Data Governance vs. Data Management?
Organizations that excel at delivering insights through data all have one thing in common: clear boundaries. They know who does what. They also know what provides value to the enterprise. It’s easy to assume that every other company does a better job than you, especially when those fancy brochures claim enormous value from data, or you see a speaker at a conference talk about how everything turned around when they joined an organization. But not everyone is doing better than you, and most don’t win awards.
Clear scope required
One of the things I’ve been advocating for a long time is a clear scope for data governance. Certainly, it would be nice if the industry could agree on what that is, but I’ll take your organization agreeing as a win. Just like an onion – or perhaps a cake is a better-tasting analogy – there are layers to the clarity and scope conversation, and in this article I want to dive into the differences between data governance and data management. Both seem to be the ill-defined, not-fun part of delivering data insights. As a result, neither gets a lot of love. It is so much more fun to talk about how to visualize data or create an educational program that increases the literacy or fluency of your workforce, but none of that matters if you can’t appropriately manage the data along the lifecycle.
Where data governance lives
Two scenarios cover most situations for data governance. Where data governance lives is important because differences in scope and accountability spring from the roots of your organizational structure.
The first and most common arrangement is that data governance is buried somewhere in an IT function. If this is the case, your ability to work side by side with the business to create contextually driven definitions of your key business terms is the biggest lift. Once you complete that effort, collaborating with your peers in data management to deploy those terms into the data repository is a shorter walk.

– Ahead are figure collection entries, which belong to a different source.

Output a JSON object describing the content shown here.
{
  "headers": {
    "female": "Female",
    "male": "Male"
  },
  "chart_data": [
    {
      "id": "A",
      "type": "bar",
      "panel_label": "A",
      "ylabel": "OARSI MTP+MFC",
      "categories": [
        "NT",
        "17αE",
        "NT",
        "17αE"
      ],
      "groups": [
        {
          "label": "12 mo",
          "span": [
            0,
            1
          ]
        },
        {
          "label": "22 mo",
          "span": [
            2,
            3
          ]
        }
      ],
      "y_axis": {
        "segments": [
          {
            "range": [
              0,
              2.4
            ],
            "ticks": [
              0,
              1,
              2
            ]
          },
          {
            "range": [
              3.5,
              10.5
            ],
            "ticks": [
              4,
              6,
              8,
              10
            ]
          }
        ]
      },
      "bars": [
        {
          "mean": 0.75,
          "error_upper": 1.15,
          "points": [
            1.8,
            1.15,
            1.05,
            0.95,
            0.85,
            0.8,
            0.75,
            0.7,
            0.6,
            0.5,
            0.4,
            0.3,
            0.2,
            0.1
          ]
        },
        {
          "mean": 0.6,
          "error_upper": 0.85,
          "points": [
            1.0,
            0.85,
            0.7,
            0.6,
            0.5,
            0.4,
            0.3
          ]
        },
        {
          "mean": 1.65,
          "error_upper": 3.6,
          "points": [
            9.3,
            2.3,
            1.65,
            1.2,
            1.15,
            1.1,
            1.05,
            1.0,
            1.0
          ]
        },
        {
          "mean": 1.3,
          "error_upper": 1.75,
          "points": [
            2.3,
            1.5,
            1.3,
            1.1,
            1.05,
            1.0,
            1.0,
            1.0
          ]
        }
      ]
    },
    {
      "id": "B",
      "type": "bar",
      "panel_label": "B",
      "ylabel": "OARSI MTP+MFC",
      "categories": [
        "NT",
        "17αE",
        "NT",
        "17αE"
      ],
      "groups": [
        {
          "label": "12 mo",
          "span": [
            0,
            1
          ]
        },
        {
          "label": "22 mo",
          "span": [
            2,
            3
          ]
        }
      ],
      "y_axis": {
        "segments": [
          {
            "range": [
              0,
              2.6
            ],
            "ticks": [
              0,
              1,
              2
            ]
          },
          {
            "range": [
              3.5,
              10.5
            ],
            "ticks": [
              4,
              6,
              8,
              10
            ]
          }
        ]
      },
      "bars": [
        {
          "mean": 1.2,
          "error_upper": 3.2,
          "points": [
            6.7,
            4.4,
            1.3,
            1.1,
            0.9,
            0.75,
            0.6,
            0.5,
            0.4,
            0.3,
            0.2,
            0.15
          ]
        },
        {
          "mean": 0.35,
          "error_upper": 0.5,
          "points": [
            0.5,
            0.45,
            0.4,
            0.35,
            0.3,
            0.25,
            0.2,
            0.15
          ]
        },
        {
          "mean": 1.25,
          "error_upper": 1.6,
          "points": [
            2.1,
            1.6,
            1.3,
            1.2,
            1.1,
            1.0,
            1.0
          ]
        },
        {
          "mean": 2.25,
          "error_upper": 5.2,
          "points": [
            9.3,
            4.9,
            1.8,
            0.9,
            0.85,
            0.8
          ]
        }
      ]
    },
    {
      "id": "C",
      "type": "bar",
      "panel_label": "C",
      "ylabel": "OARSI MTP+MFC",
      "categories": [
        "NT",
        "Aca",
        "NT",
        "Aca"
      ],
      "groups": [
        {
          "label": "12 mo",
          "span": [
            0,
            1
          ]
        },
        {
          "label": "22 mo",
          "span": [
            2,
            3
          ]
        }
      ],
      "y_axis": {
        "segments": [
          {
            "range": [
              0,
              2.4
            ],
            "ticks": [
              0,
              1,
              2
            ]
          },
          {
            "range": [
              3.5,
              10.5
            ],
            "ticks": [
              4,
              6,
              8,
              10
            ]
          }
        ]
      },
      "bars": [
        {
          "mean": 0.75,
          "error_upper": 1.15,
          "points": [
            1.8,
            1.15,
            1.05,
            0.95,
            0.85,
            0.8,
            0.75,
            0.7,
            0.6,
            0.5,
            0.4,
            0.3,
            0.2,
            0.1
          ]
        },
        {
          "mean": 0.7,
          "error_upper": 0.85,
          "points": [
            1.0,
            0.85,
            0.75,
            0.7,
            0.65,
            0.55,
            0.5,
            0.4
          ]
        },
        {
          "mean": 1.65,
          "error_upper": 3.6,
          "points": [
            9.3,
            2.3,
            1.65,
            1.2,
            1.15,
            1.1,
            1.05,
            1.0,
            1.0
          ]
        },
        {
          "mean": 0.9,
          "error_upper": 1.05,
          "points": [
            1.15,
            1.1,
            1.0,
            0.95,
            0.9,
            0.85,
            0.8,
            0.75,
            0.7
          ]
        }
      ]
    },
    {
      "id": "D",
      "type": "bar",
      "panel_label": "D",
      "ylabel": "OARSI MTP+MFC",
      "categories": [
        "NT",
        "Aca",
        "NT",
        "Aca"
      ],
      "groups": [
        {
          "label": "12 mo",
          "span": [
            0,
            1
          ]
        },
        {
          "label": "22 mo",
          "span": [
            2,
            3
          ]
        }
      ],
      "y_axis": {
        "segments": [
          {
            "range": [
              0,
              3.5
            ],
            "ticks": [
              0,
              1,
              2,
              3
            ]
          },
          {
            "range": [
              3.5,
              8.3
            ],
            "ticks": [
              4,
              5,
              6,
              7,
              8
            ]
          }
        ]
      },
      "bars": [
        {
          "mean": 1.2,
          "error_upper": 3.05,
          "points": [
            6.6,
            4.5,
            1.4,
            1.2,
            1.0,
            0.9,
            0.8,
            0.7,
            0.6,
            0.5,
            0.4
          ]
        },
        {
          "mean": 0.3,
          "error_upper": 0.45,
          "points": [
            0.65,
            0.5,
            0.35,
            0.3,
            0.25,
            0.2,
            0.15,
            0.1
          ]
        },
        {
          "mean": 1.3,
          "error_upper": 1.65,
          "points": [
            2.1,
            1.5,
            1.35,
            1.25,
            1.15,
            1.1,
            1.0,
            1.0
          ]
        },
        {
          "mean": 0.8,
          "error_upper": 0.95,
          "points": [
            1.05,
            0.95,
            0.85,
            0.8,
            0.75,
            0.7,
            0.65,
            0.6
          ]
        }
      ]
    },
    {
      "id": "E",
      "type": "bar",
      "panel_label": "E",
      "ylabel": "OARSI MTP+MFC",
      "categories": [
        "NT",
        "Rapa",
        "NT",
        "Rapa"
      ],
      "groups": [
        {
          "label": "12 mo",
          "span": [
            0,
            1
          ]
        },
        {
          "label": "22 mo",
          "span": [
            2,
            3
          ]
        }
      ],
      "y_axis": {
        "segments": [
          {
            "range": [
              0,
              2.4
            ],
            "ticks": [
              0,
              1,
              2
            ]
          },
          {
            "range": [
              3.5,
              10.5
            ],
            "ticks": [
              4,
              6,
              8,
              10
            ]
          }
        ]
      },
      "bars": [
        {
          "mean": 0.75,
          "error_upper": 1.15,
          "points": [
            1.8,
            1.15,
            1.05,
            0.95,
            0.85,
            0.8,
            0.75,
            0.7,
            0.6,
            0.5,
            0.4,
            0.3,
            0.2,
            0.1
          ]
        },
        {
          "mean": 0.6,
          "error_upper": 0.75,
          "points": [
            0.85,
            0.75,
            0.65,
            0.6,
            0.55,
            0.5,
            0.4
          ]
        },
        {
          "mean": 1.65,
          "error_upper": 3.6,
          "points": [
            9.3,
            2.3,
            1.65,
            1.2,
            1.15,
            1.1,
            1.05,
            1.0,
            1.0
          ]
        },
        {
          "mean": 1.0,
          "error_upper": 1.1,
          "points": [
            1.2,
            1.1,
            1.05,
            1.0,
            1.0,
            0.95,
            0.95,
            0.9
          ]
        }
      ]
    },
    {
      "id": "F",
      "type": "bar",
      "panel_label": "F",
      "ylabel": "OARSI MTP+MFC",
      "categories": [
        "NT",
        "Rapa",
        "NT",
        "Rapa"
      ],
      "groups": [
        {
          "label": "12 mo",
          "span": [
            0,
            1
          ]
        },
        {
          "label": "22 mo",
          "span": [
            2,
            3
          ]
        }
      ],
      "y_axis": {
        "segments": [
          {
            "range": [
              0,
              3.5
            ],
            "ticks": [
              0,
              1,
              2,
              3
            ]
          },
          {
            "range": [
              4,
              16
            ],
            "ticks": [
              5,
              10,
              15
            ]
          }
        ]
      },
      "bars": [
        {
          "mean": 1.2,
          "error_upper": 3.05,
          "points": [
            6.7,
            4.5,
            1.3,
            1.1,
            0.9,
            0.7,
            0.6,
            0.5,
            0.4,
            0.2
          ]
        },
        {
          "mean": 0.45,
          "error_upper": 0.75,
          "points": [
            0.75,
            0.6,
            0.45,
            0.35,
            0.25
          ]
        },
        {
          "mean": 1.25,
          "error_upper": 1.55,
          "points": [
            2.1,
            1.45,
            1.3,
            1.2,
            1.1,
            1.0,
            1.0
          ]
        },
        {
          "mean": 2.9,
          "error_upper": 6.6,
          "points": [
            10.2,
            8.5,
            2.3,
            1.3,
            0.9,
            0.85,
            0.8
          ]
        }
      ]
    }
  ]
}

The second arrangement, less common but preferable, is that data governance sits in the business. Why is this preferable? Because the primary function of data governance is to create a bridge between the data and the insight. It’s hard to do that without context, and the best way to build context is to understand deeply what your business does. If you’re in data governance and embedded in the business, you can easily drive those context-driven conversations. However, partnering with data management to deploy terms or set data quality standards can sometimes feel like you’re taking one step forward and two steps back when the two teams aren’t well aligned.
What do data management and governance have to do with each other?
Everything. The act of governing the data gets so much attention that people forget the whole point. What is the point, you ask? Well, it really comes down to consistency. Yes, I talk a lot about the four operational pillars of governance and consistency is not among them, but the reality is that the foundation provided by these pillars creates a powerful consistency you can leverage to increase usage, quality, lineage, and protection. You can’t gain consistency if you do not deploy the work into the data repository*, hence the importance of data management.
The overlap between data management and data governance is significant. Not just because a lot of the work lies in the intersection of the two, but because we use the same or similar terms for distinct work efforts. For example, both data management and data governance are responsible for metadata but the purpose of each is different. Both use concepts of data modeling (or should) but that last mile – either creating physical tables or defining context and relationships – is different. Data engineering is the primary domain of data management, but most data governance professionals will tell you that data engineers are their go-to resource when work is being done in the data repository. The overlap creates complexity especially when there is a lack of clarity.
To realize the value of data governance, you must change everything from shared objects in a semantic layer for use in dashboards to data quality parameters. How that gets done is often at issue. Whether it’s managed as distinct projects or encompassed as part of the team’s work, the alignment between the data management versus the data governance teams are often at odds. It’s not uncommon to have a data governance team work hard to define a term and create parameters and build a lot of good will with a stakeholder, only to have that work stalled in deployment because you didn’t have alignment with the data management team. The murkiness about the roles gets in our way.
I have developed this short list to illustrate some of the potential overlaps between data management and data governance.
Who Does What? And why? For how long? When?
When my son was small, he watched an animated series called “Busy Town Mysteries.” It ran exactly as it sounds. In a busy small town there were always mysteries to solve. The rising action of the story arc typically started when someone would lose something (an all-too-common occurrence when you’re the parent of a small child). The main character would sing a ditty that included the line, “Who, what, when, where, why and how much?” Those are the questions we must ask ourselves when we’re working on solving the mystery of how data management and data governance work together.
Here's an exercise I encourage you to do. Sit down with your data governance team and your data management team and write some guiding principles. This document should help you navigate how to work together going forward. It should be aspirational, certainly, but more importantly it should be operational. In other words, you can refer to it to know who does what when. The aspirational part should be the “why” (which without a doubt should be inclusive of the organizational strategy and increasing usage of the data). From these guiding principles the manager or leaders of the teams can sit down and decide what those handoffs look like. It’s not the fun stuff for sure, but knowing exactly what happens when and by whom is an empowering place to be.
*I use the term “data repository” as a general term to refer to anything that remotely looks like a data warehouse, data lake, data lakehouse, data cloud, data McMansion, you get the drift.